Seringkali tantangannya adalah ketika humas/PR mengundang media untuk peluncuran produk, konferensi pers, dan banyak kegiatan korporasi lain yang membutuhkan exposure, kita sebagai humas sudah barang tentu wajib mengemas acara dengan menjanjikan news value yang kuat, bila tidak, berat rasanya pewarta bisa hadir untuk menulis acara kita. News value adalah tantangan pertama dan masih banyak hal teknis lainnya.Â
Namun apa yang ingin diutarakan pada tulisan ini soal engagement antar manusia. Adalah tentang gaya komunikasi dan sikap seorang humas yang tidak seharusnya seperti robot.Â
Seperti contoh, Budi adalah seorang humas korporasi A, sedangkan Toni adalah pewarta dari media Z. Mereka berdua belum pernah bertemu bahkan berkenalan. Suatu ketika Budi harus mengundang rekan-rekan media dalam rangka konferensi pers perusahaannya, dengan berbekal database file excel dari senior humas di kantornya, Budi "ujug-ujug" mem-blast undangan media via WhatsApp kepada Toni yang belum kenal dengannya. Parahnya lagi, undangan dikirimkan pada satu hari sebelum presscon berlangsung.
Pada salah satu tulisan rekan di LinkedIn yang lama berprofesi sebagai jurnalis, artikel yang berjudul "The Death of Public Relations" sungguh menggerakan jemari untuk mengetuk artikel daring tersebut.
Benar adanya, isi artikel pun tak jauh berbeda dengan apa yang saya dengar dari teman-teman media.

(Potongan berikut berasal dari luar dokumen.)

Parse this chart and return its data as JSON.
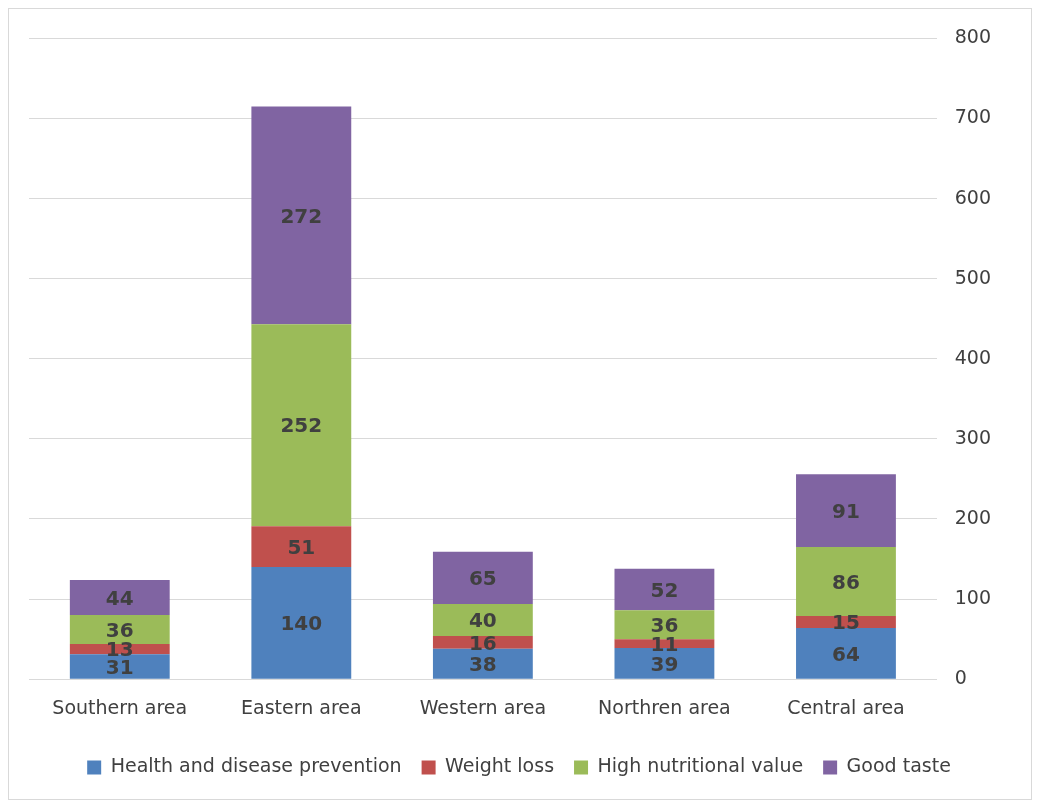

Poster undangan event straight to the point tanpa basa basi langsung mendarat melalui pesan singkat WhatsApp.Â
Yang lebih menohok dalam tulisan tersebut berbunyi "Saya serasa diundang oleh robot. Ya.. PR bot. Mungkin 20 tahun lagi gak perlu ada praktisi PR kalau cuma mengundang dengan mengirimkan E-Poster"

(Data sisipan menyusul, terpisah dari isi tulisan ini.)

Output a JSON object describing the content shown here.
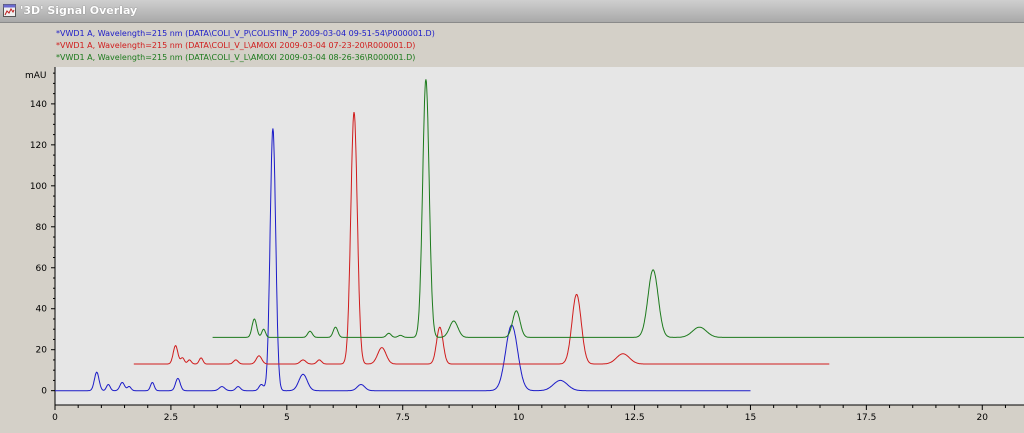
{
  "window": {
    "title": "'3D' Signal Overlay",
    "icon": "chart-window-icon"
  },
  "legend": {
    "entries": [
      {
        "label": "*VWD1 A, Wavelength=215 nm (DATA\\COLI_V_P\\COLISTIN_P 2009-03-04 09-51-54\\P000001.D)",
        "color": "#1c1cc8"
      },
      {
        "label": "*VWD1 A, Wavelength=215 nm (DATA\\COLI_V_L\\AMOXI 2009-03-04 07-23-20\\R000001.D)",
        "color": "#d01c1c"
      },
      {
        "label": "*VWD1 A, Wavelength=215 nm (DATA\\COLI_V_L\\AMOXI 2009-03-04 08-26-36\\R000001.D)",
        "color": "#1c7a1c"
      }
    ]
  },
  "chart_data": {
    "type": "line",
    "title": "",
    "xlabel": "",
    "ylabel": "mAU",
    "xlim": [
      0,
      20.9
    ],
    "ylim": [
      -7,
      158
    ],
    "x_ticks": [
      "0",
      "2.5",
      "5",
      "7.5",
      "10",
      "12.5",
      "15",
      "17.5",
      "20"
    ],
    "x_tick_values": [
      0,
      2.5,
      5,
      7.5,
      10,
      12.5,
      15,
      17.5,
      20
    ],
    "y_ticks": [
      "0",
      "20",
      "40",
      "60",
      "80",
      "100",
      "120",
      "140"
    ],
    "y_tick_values": [
      0,
      20,
      40,
      60,
      80,
      100,
      120,
      140
    ],
    "grid": false,
    "series": [
      {
        "color": "#1c1cc8",
        "x_range": [
          0,
          15.0
        ],
        "baseline": 0,
        "peaks": [
          {
            "x": 0.9,
            "h": 9,
            "w": 0.05
          },
          {
            "x": 1.15,
            "h": 3,
            "w": 0.04
          },
          {
            "x": 1.45,
            "h": 4,
            "w": 0.05
          },
          {
            "x": 1.6,
            "h": 2,
            "w": 0.04
          },
          {
            "x": 2.1,
            "h": 4,
            "w": 0.04
          },
          {
            "x": 2.65,
            "h": 6,
            "w": 0.05
          },
          {
            "x": 3.6,
            "h": 2,
            "w": 0.06
          },
          {
            "x": 3.95,
            "h": 2,
            "w": 0.05
          },
          {
            "x": 4.45,
            "h": 3,
            "w": 0.05
          },
          {
            "x": 4.7,
            "h": 128,
            "w": 0.06
          },
          {
            "x": 5.35,
            "h": 8,
            "w": 0.09
          },
          {
            "x": 6.6,
            "h": 3,
            "w": 0.08
          },
          {
            "x": 9.85,
            "h": 32,
            "w": 0.13
          },
          {
            "x": 10.9,
            "h": 5,
            "w": 0.15
          }
        ]
      },
      {
        "color": "#d01c1c",
        "x_range": [
          1.7,
          16.7
        ],
        "baseline": 13,
        "peaks": [
          {
            "x": 2.6,
            "h": 9,
            "w": 0.05
          },
          {
            "x": 2.75,
            "h": 3,
            "w": 0.04
          },
          {
            "x": 2.9,
            "h": 2,
            "w": 0.04
          },
          {
            "x": 3.15,
            "h": 3,
            "w": 0.04
          },
          {
            "x": 3.9,
            "h": 2,
            "w": 0.05
          },
          {
            "x": 4.4,
            "h": 4,
            "w": 0.06
          },
          {
            "x": 5.35,
            "h": 2,
            "w": 0.06
          },
          {
            "x": 5.7,
            "h": 2,
            "w": 0.05
          },
          {
            "x": 6.45,
            "h": 123,
            "w": 0.07
          },
          {
            "x": 7.05,
            "h": 8,
            "w": 0.09
          },
          {
            "x": 8.3,
            "h": 18,
            "w": 0.07
          },
          {
            "x": 11.25,
            "h": 34,
            "w": 0.1
          },
          {
            "x": 12.25,
            "h": 5,
            "w": 0.14
          }
        ]
      },
      {
        "color": "#1c7a1c",
        "x_range": [
          3.4,
          20.9
        ],
        "baseline": 26,
        "peaks": [
          {
            "x": 4.3,
            "h": 9,
            "w": 0.05
          },
          {
            "x": 4.5,
            "h": 4,
            "w": 0.04
          },
          {
            "x": 5.5,
            "h": 3,
            "w": 0.05
          },
          {
            "x": 6.05,
            "h": 5,
            "w": 0.05
          },
          {
            "x": 7.2,
            "h": 2,
            "w": 0.05
          },
          {
            "x": 7.45,
            "h": 1,
            "w": 0.05
          },
          {
            "x": 8.0,
            "h": 126,
            "w": 0.07
          },
          {
            "x": 8.6,
            "h": 8,
            "w": 0.09
          },
          {
            "x": 9.95,
            "h": 13,
            "w": 0.08
          },
          {
            "x": 12.9,
            "h": 33,
            "w": 0.11
          },
          {
            "x": 13.9,
            "h": 5,
            "w": 0.15
          }
        ]
      }
    ]
  }
}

Jangan-jangan benar adanya, humas zaman now lupa dengan memanusiakan manusia dan sibuk dengan membuat konten, story telling, digital PR bahkan BIG DATA seperti apa yang dikemukakan dalam tulisan tersebut.
Asik terbuai dan sibuk membuat konten demi survive di era revolusi industri 4.0. Bagaimana tidak? Dari awal bangun tidur, sudah berapa ratus bahkan juta informasi yang lalu lalang di depan mata lewat smartphone kita? Humas pun dituntut beradaptasi untuk turut menjadi content creator melalui ragam medium digital. Akan tetapi seharusnya tidak sampai lupa dengan aspek "memanusiakan manusia". Jangan sampai humas berlaku seperti robot.
Pada tulisan singkat Ketua Umum PERHUMAS, Agung Laksamana menyampaikan bahwasanya humas tak bisa mengelak dari industri 4.0, justru humas saat ini harus turut bertransformasi mengikuti perkembangan zaman dengan sejuta kecanggihan teknologi.
Sejatinya, kecanggihan teknologi pada industri 4.0 ini seharusnya menjadi "pelicin" serta pendukung pekerjaan humas dengan tidak melupakan treatment humanis sesama manusia. Humas adalah manusia, tidak perlu takut bahkan kalah dengan teknologi, karena humas adalah kombinasi unik antara intuisi, nalar, empati, emosi, serta kreativitas yang tak terbatas. Apakah robot mempunyai kesempurnaan hal tersebut dengan teknologi AI nya?